It's actually not. It's just yet another anti-consumer tactic masked as being consumer-friendly.
First, it doesn't change the fact that the amount of available silicon is limited. Instead of every card potentially becoming a gaming card now only a subset of them will, with the rest going exclusively to miners. How is that a good thing?
Second, it kills the second-hand market. Remember a few years back when used mining cards flooded the market and you could get a decent GPU dirt cheap? Yeah, NVidia didn't like that. Well, this won't happen anymore with those mining-only cards, since they're useless for anything other than mining. More e-waste, yaaay.
Mining cards look to be Turing and 12nm. This should resolve concerns that it will affect 3000 series(Ampere) availability. People will still hate on Nvidia tho because why not...
There's a sliver of hope that the mining cards will be reusable as general purpose gpus by having the card stream its output to an integrated gpu.
I first heard about using the p106-p90 cards on Windows with a modified driver via a LTT video [1]. I later read a blog post where someone claimed that the card was plug-and-play on Pop!_OS (a Linux distro) [2].
I think this is fairly well known at this point. I would be very curious to see how many were actually reused, though. I remember seeing a listing for a large number of p100 cards a few months ago, but I don't see any listings now. Were they scooped up and reused, or did the sellers give up and trash them?
You don't remember when GTX 1080 Tis could be had on eBay for as cheap as $400-$450??
Because I sure do... I should have bought two. Now you can sell one - today, right now - for $700-800. I haven't seen an auction with a final bid less than $650, and I've been watching. Most "Buy It Now" options are $700-800, and aren't having all that much trouble selling.
We're talking two generations old cards, released almost four years ago, that are selling for what brand new GTX 3080s are supposed to MSRP at.
> You don't remember when GTX 1080 Tis could be had on eBay for as cheap as $400-$450??

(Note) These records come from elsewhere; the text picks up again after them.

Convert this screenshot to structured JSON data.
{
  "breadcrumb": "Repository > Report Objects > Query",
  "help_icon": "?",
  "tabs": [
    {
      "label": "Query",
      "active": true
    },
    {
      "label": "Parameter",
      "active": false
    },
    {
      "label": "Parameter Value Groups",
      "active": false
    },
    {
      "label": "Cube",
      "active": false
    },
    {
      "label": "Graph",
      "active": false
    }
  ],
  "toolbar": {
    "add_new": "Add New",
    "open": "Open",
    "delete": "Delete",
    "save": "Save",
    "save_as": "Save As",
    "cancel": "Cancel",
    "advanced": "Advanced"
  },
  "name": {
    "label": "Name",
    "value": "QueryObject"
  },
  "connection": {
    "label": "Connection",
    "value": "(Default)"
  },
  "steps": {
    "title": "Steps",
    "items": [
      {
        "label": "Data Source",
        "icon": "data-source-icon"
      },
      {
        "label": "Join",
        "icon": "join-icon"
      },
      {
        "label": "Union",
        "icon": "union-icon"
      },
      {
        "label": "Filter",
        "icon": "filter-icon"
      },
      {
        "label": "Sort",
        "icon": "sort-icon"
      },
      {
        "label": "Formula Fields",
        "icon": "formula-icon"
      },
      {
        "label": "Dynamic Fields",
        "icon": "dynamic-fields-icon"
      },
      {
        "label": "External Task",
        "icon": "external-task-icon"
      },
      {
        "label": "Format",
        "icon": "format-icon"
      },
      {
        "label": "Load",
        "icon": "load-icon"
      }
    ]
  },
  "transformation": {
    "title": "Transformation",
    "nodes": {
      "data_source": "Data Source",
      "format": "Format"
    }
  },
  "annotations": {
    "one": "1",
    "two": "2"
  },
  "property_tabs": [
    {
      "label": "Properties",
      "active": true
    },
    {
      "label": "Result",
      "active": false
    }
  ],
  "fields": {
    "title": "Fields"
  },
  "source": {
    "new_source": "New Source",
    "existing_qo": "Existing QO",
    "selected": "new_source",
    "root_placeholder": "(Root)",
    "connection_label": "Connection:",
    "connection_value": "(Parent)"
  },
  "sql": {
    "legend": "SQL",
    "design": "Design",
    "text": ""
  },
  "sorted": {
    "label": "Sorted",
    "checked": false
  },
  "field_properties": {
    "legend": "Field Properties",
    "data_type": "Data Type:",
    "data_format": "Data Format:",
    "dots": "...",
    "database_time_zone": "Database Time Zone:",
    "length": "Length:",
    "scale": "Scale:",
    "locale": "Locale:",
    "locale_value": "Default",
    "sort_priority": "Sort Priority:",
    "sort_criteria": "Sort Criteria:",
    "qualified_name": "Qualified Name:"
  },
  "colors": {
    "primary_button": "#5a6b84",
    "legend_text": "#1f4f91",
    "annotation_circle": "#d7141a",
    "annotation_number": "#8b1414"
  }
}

That's slightly above half of its retail price (when it was new) and roughly in the same ballpark as RTX 2070 MSRP. Is this really "dirt cheap"? Do you expect video cards to never depreciate then?
More to the point, I don't remember the market being saturated with used video cards in way that could put a dent in retail prices. They always seem to sell at comparable performance/$ ratio to new cards. I'm genuinely curious if I missed any trends.
Yes, you genuinely missed the trend. When BTC prices cratered awhile back, a lot of miners starting dumping their cards because they couldn't even break even on power consumption / mining costs.
The GPUs going into the mining cards, are GPUs that would have become e-waste anyway—just at the chip validation step, before they ever got used for anything, because they had flaws that made them unsuitable for gaming on.
First, it doesn't change the fact that the amount of available silicon is limited. Instead of every card potentially becoming a gaming card now only a subset of them will, with the rest going exclusively to miners. How is that a good thing?
Second, it kills the second-hand market. Remember a few years back when used mining cards flooded the market and you could get a decent GPU dirt cheap? Yeah, NVidia didn't like that. Well, this won't happen anymore with those mining-only cards, since they're useless for anything other than mining. More e-waste, yaaay.